Agencies Can’t Fix a Broken Business or Website
The best way to kill a bad product is great advertising. That famous Ogilvy axiom is just as true with paid search as print. No campaign, no matter how well structured, bid or described in a text can make people want something they really don’t want.
Chances are that if you’re struggling to sell your product in other channels, then paid search isn’t going to be a magic bullet.
That is true of conversion rate as well. It’s rare for an agency to have control over your website or, in some cases, even a way to change your landing pages. Yet, conversion rate plays a dramatic role in determining the profitability of your paid search spend.
A good agency-client relationship needs to include a candid assessment of what you’re trying to sell and how you’re trying to sell it. Improving conversion rate is often a joint project between paid search agencies and their clients. You’ll get further if you have that conversation early and work it into the project plan.
Not Everyone is an Expert
There are many brilliant people in paid search agencies. There are also many average and less experienced people, just like every other company.
Less experienced personnel cost less, which leads to more profit for the agency. Newer paid search managers can be great for more tactical work, but it’s important that your team includes the right blend of tactical and strategic guidance.

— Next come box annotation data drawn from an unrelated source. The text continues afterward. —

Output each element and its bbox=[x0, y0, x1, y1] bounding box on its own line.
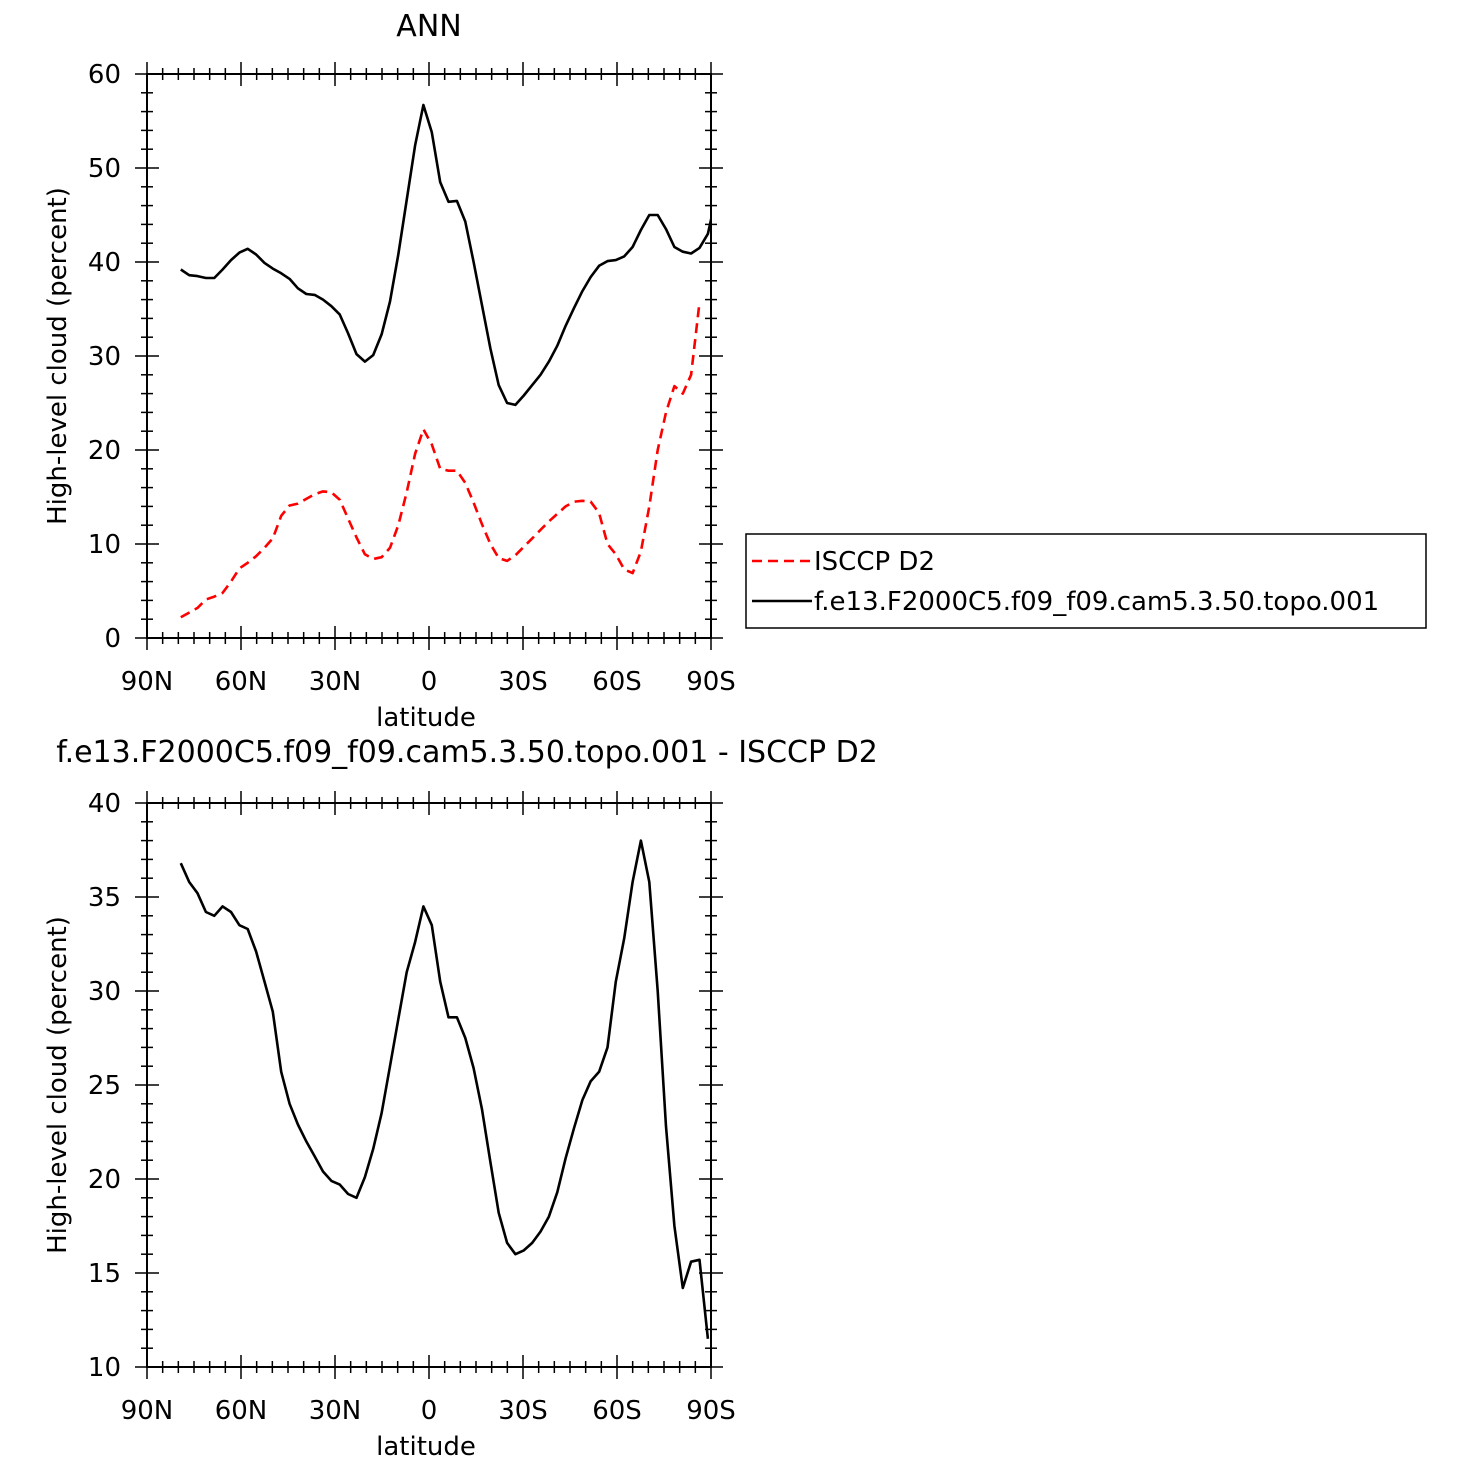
x-tick-label: 60S bbox=[592, 1396, 642, 1426]
x-tick-label: 90S bbox=[686, 1396, 736, 1426]
x-tick-label: 60S bbox=[592, 667, 642, 697]
y-tick-label: 10 bbox=[88, 530, 121, 560]
x-tick-label: 60N bbox=[215, 1396, 268, 1426]
x-tick-label: 30N bbox=[309, 1396, 362, 1426]
difference-panel: f.e13.F2000C5.f09_f09.cam5.3.50.topo.001… bbox=[43, 735, 878, 1462]
x-tick-label: 0 bbox=[421, 1396, 438, 1426]
series-line-0 bbox=[179, 839, 710, 1339]
series-group bbox=[179, 839, 710, 1339]
series-line-1 bbox=[180, 103, 711, 407]
chart-title: f.e13.F2000C5.f09_f09.cam5.3.50.topo.001… bbox=[56, 735, 878, 770]
top-panel: ANN 90N 60N 30N 0 30S 60S 90S 0 10 20 30 40 50 60 latit… bbox=[43, 9, 736, 733]
y-tick-label: 20 bbox=[88, 436, 121, 466]
plot-frame bbox=[146, 73, 712, 639]
x-tick-label: 30S bbox=[498, 667, 548, 697]
legend-entry-0: ISCCP D2 bbox=[814, 547, 935, 577]
x-axis-label: latitude bbox=[376, 1432, 476, 1462]
x-tick-label: 90N bbox=[121, 667, 174, 697]
x-tick-label: 60N bbox=[215, 667, 268, 697]
y-tick-label: 20 bbox=[88, 1165, 121, 1195]
x-tick-label: 90S bbox=[686, 667, 736, 697]
legend-box bbox=[745, 533, 1427, 629]
y-tick-label: 10 bbox=[88, 1353, 121, 1383]
chart-title: ANN bbox=[396, 9, 461, 44]
y-axis-label: High-level cloud (percent) bbox=[43, 187, 73, 525]
y-axis-label: High-level cloud (percent) bbox=[43, 916, 73, 1254]
y-tick-label: 30 bbox=[88, 342, 121, 372]
y-tick-label: 25 bbox=[88, 1071, 121, 1101]
y-tick-label: 30 bbox=[88, 977, 121, 1007]
series-line-0 bbox=[180, 302, 701, 619]
y-tick-label: 40 bbox=[88, 789, 121, 819]
legend-entry-1: f.e13.F2000C5.f09_f09.cam5.3.50.topo.001 bbox=[814, 587, 1379, 617]
y-tick-label: 15 bbox=[88, 1259, 121, 1289]
x-axis-label: latitude bbox=[376, 703, 476, 733]
plot-frame bbox=[146, 802, 712, 1368]
y-tick-label: 40 bbox=[88, 248, 121, 278]
legend: ISCCP D2 f.e13.F2000C5.f09_f09.cam5.3.50.… bbox=[745, 533, 1427, 629]
y-tick-label: 50 bbox=[88, 154, 121, 184]
x-tick-label: 30N bbox=[309, 667, 362, 697]
y-tick-label: 35 bbox=[88, 883, 121, 913]
x-tick-label: 30S bbox=[498, 1396, 548, 1426]
x-tick-label: 90N bbox=[121, 1396, 174, 1426]
y-tick-label: 60 bbox=[88, 60, 121, 90]
series-group bbox=[180, 103, 711, 619]
x-tick-label: 0 bbox=[421, 667, 438, 697]
y-tick-label: 0 bbox=[104, 624, 121, 654]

If you’re going to pay a premium to outsource your paid search management, make sure you clearly understand the account team. You don’t always need a team of experts or have the budget for them, but a balance of perspectives will lead to the best results.
It’s All About Trust
An agency-client relationship is a two way street and results: growth for your business and a profitable, long-term client for the agency. The more realistic and candid you are about what each of you needs and can accomplish within the time, budget, product and personnel constraints, the more productive it will be.
What are your agency secrets and tips?